This article originally appeared in the Dec. 30, 2013 edition of Sportsnet magazine
The Big Smoke can be a funny place in the way it identifies its sporting heroes.
Part of that, of course, comes from a well-documented championship deficit in all games other than football, which serves as a continual source of merriment in those parts of the country that are not Toronto.
If you’re regularly raising trophies, it’s pretty easy to anoint icons, but when that doesn’t happen for decades at a stretch, the process naturally becomes more nuanced, and considerably more idiosyncratic.
For instance, the ambivalence in Toronto toward the great Mats Sundin suggests that it’s not just about talent. Meanwhile, the wholehearted embrace of Wendel Clark, the most beloved of the post-1967 Maple Leafs (with a nod to Doug Gilmour and the other heroes of 1993), speaks to the appreciation of a player who was a hard-working, hard-punching, plain-talking, injury-diminished beacon, especially during some of the darker days of the late Ballard era.
Plucky, Toronto likes. Scrappy overachievers. Little guys who play big.
Truly sublime talents, on the other hand, tend to be viewed hereabouts with suspicion, as with an ordinary schlub dating a supermodel, ever afraid of being dumped.
Think of that as Vince Carter syndrome, including the chilly post-rejection homecoming.
An outsider might add up all of that and surmise that for a populous, cosmopolitan, world-class city, Toronto seems a touch insecure, and in surmising that, they would be correct.
Into this context tumbled Roy Halladay’s retirement announcement during baseball’s Winter Meetings, which included his signing of a symbolic one-day Blue Jays contract just so everyone understood where his heart lay.
Anyone who watched Halladay struggle with the Philadelphia Phillies last season saw that there wasn’t much left in the tank, so it wasn’t a huge shock that he had declined to pitch on. But making a point of exiting the game as a Blue Jay, rather than with the team that gave him the chance to play into October—that was a surprise.
Halladay was a player Toronto fans respected, absolutely, for his talent, his dedication and his bulldog competitiveness. He was a homegrown product of the organization who came onto the scene with a flourish, throwing a near no-hitter, and then was forced to retreat all the way to single-A to rebuild his delivery and his confidence before fighting his way back to the big leagues.
That’s a wonderful, sentimental sports narrative, but Halladay didn’t really have the personality to fully exploit the part. Instead, the lasting image of his time here was one of chilly, determined professionalism, of the hardest-working man in baseball, a guy more admired than beloved.

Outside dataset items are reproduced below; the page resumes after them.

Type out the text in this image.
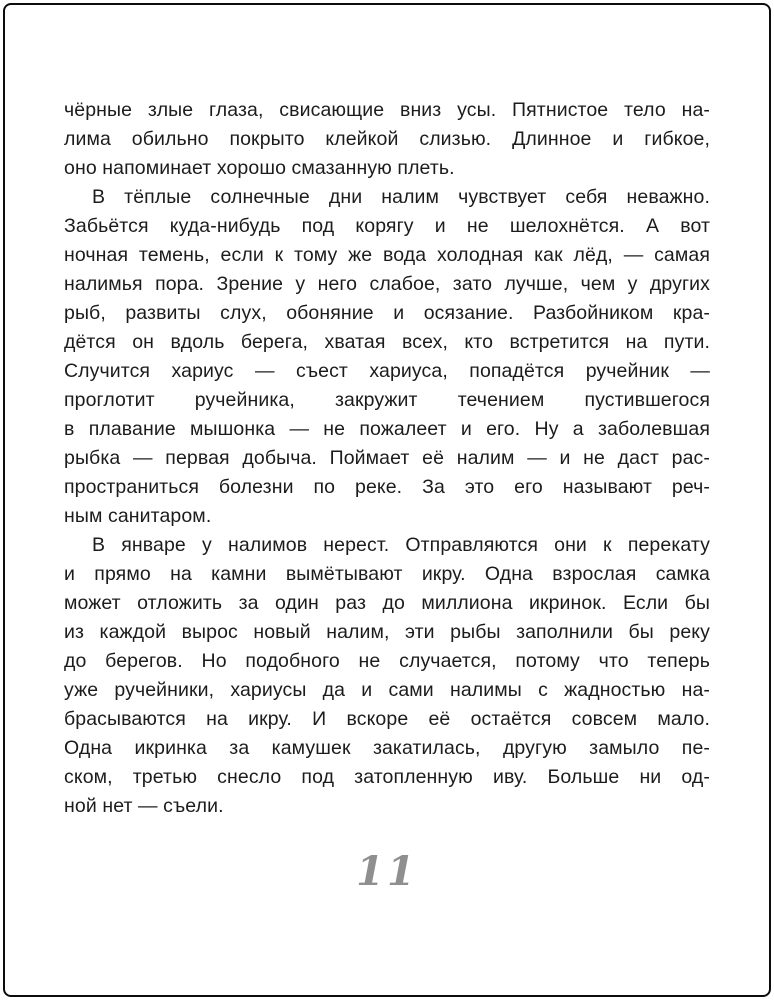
чёрные злые глаза, свисающие вниз усы. Пятнистое тело на-
лима обильно покрыто клейкой слизью. Длинное и гибкое,
оно напоминает хорошо смазанную плеть.
В тёплые солнечные дни налим чувствует себя неважно.
Забьётся куда-нибудь под корягу и не шелохнётся. А вот
ночная темень, если к тому же вода холодная как лёд, — самая
налимья пора. Зрение у него слабое, зато лучше, чем у других
рыб, развиты слух, обоняние и осязание. Разбойником кра-
дётся он вдоль берега, хватая всех, кто встретится на пути.
Случится хариус — съест хариуса, попадётся ручейник —
проглотит ручейника, закружит течением пустившегося
в плавание мышонка — не пожалеет и его. Ну а заболевшая
рыбка — первая добыча. Поймает её налим — и не даст рас-
пространиться болезни по реке. За это его называют реч-
ным санитаром.
В январе у налимов нерест. Отправляются они к перекату
и прямо на камни вымётывают икру. Одна взрослая самка
может отложить за один раз до миллиона икринок. Если бы
из каждой вырос новый налим, эти рыбы заполнили бы реку
до берегов. Но подобного не случается, потому что теперь
уже ручейники, хариусы да и сами налимы с жадностью на-
брасываются на икру. И вскоре её остаётся совсем мало.
Одна икринка за камушек закатилась, другую замыло пе-
ском, третью снесло под затопленную иву. Больше ни од-
ной нет — съели.
11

And then there was the manner of his exit, the first big deal of the Alex Anthopoulos era, when, entering a phase of stripping down and rebuilding, the Blue Jays were forced to surrender a player they were no longer going to be able to afford—a big-market team acting like a small-market team. That didn’t exactly inspire the warm-and-fuzzies.
Wasn’t it nice for Halladay that he at least got a taste of the post-season with the Phillies? Wasn’t it something when he threw that playoff no-hitter?

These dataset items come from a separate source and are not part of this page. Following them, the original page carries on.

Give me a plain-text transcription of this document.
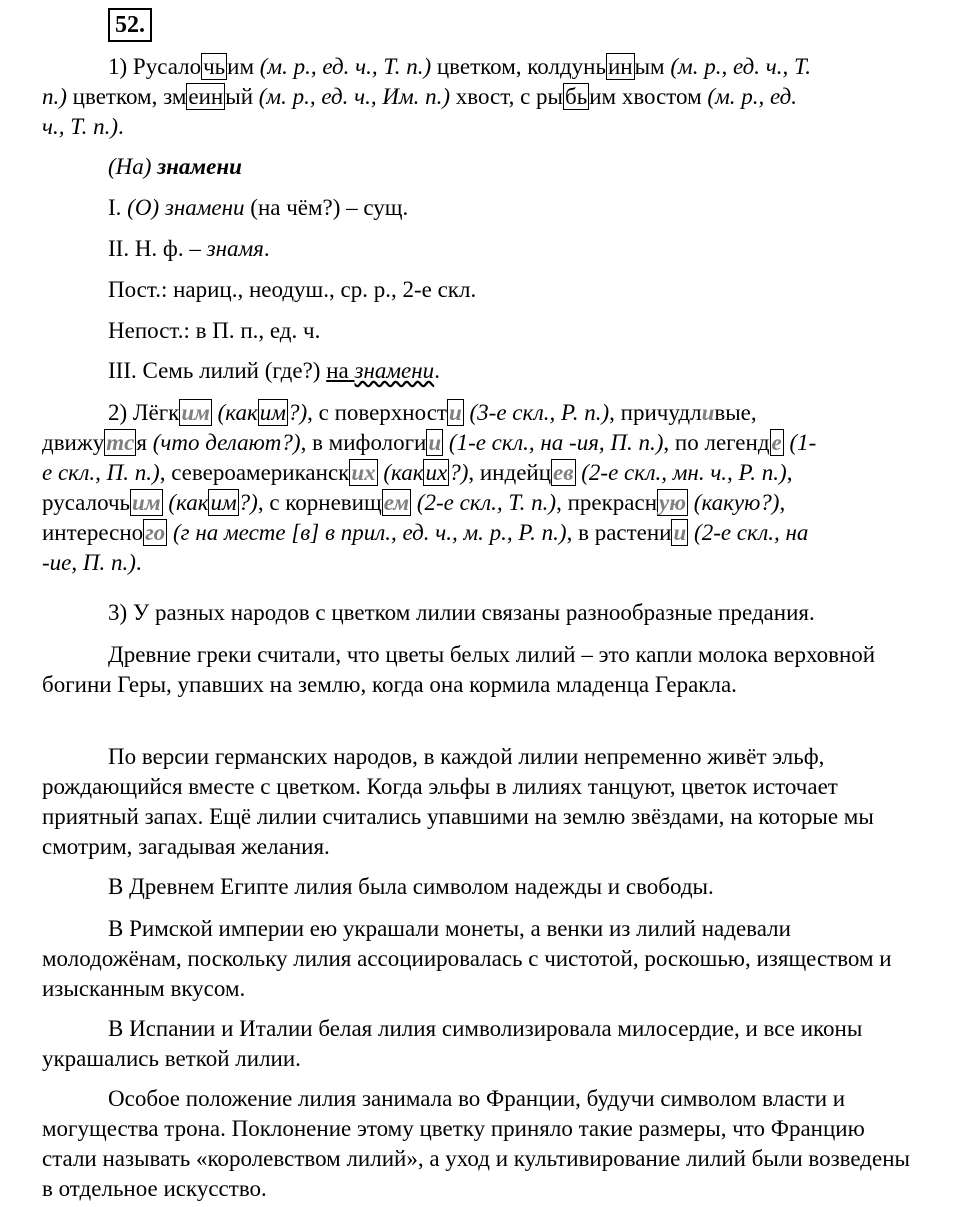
52.

1) Русалочьим (м. р., ед. ч., Т. п.) цветком, колдуньиным (м. р., ед. ч., Т.
п.) цветком, змеиный (м. р., ед. ч., Им. п.) хвост, с рыбьим хвостом (м. р., ед.
ч., Т. п.).

(На) знамени

I. (О) знамени (на чём?) – сущ.

II. Н. ф. – знамя.

Пост.: нариц., неодуш., ср. р., 2-е скл.

Непост.: в П. п., ед. ч.

III. Семь лилий (где?) на знамени.

2) Лёгким (каким?), с поверхности (3-е скл., Р. п.), причудливые,
движутся (что делают?), в мифологии (1-е скл., на -ия, П. п.), по легенде (1-
е скл., П. п.), североамериканских (каких?), индейцев (2-е скл., мн. ч., Р. п.),
русалочьим (каким?), с корневищем (2-е скл., Т. п.), прекрасную (какую?),
интересного (г на месте [в] в прил., ед. ч., м. р., Р. п.), в растении (2-е скл., на
-ие, П. п.).

3) У разных народов с цветком лилии связаны разнообразные предания.

Древние греки считали, что цветы белых лилий – это капли молока верховной богини Геры, упавших на землю, когда она кормила младенца Геракла.

По версии германских народов, в каждой лилии непременно живёт эльф, рождающийся вместе с цветком. Когда эльфы в лилиях танцуют, цветок источает приятный запах. Ещё лилии считались упавшими на землю звёздами, на которые мы смотрим, загадывая желания.

В Древнем Египте лилия была символом надежды и свободы.

В Римской империи ею украшали монеты, а венки из лилий надевали молодожёнам, поскольку лилия ассоциировалась с чистотой, роскошью, изяществом и изысканным вкусом.

В Испании и Италии белая лилия символизировала милосердие, и все иконы украшались веткой лилии.

Особое положение лилия занимала во Франции, будучи символом власти и могущества трона. Поклонение этому цветку приняло такие размеры, что Францию стали называть «королевством лилий», а уход и культивирование лилий были возведены в отдельное искусство.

Yeah… nice… amazing… for him.
Now he has returned to the Blue Jays fold by choice, and though the opportunity to move into a front-office job and prepare for a post-pitching life might have had something to do with that decision, the truth is, Halladay could probably have also found opportunity elsewhere. And if the day arrives when the baseball writers grant him Hall of Fame entry—by then, you’d have to think that the 300 wins normally required of starters will have been replaced by a more realistic metric—guess which cap he’ll be wearing to Cooperstown.

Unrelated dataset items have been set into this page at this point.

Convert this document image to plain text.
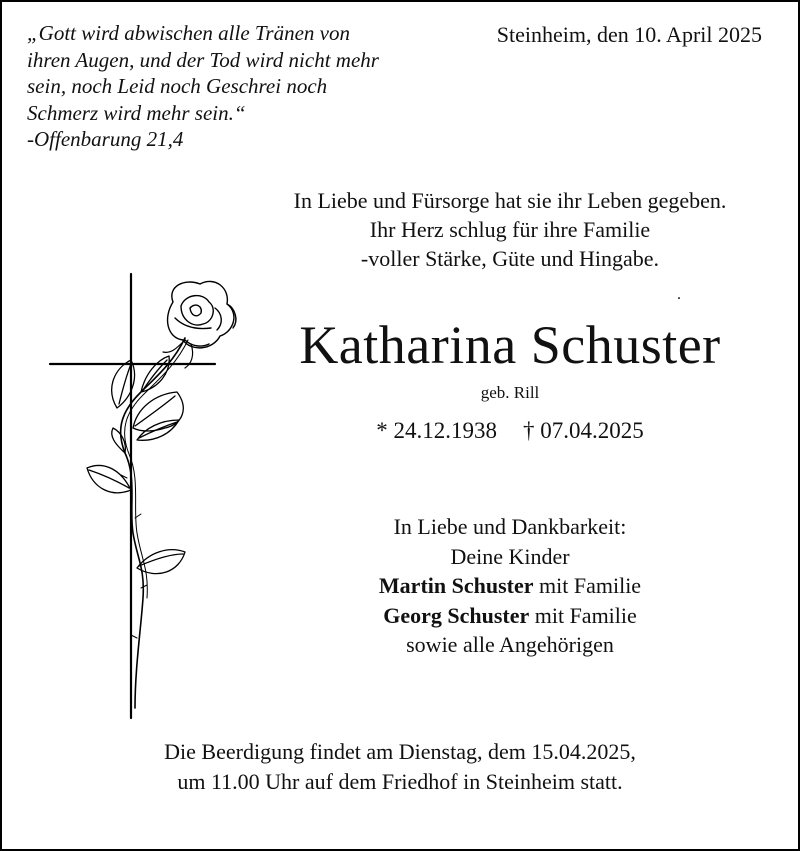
„Gott wird abwischen alle Tränen von
ihren Augen, und der Tod wird nicht mehr
sein, noch Leid noch Geschrei noch
Schmerz wird mehr sein.“
-Offenbarung 21,4
Steinheim, den 10. April 2025
In Liebe und Fürsorge hat sie ihr Leben gegeben.
Ihr Herz schlug für ihre Familie
-voller Stärke, Güte und Hingabe.
.
Katharina Schuster
geb. Rill
* 24.12.1938 † 07.04.2025
In Liebe und Dankbarkeit:
Deine Kinder
Martin Schuster mit Familie
Georg Schuster mit Familie
sowie alle Angehörigen
Die Beerdigung findet am Dienstag, dem 15.04.2025,
um 11.00 Uhr auf dem Friedhof in Steinheim statt.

Between now and then there is a whole lot of catching up, and warming up, to do, recasting Halladay as “Our Roy,” one of the bluest Blue Jays of them all, a guy who left town only when offered no real alternative, who enjoyed many of his greatest moments in a different uniform, but who in the end, behind that steely glare, maintained a real soft spot for the place where it all began, where he always belonged. Remember, Clark played in Quebec City for a little while. Now, that’s nothing but an asterisk.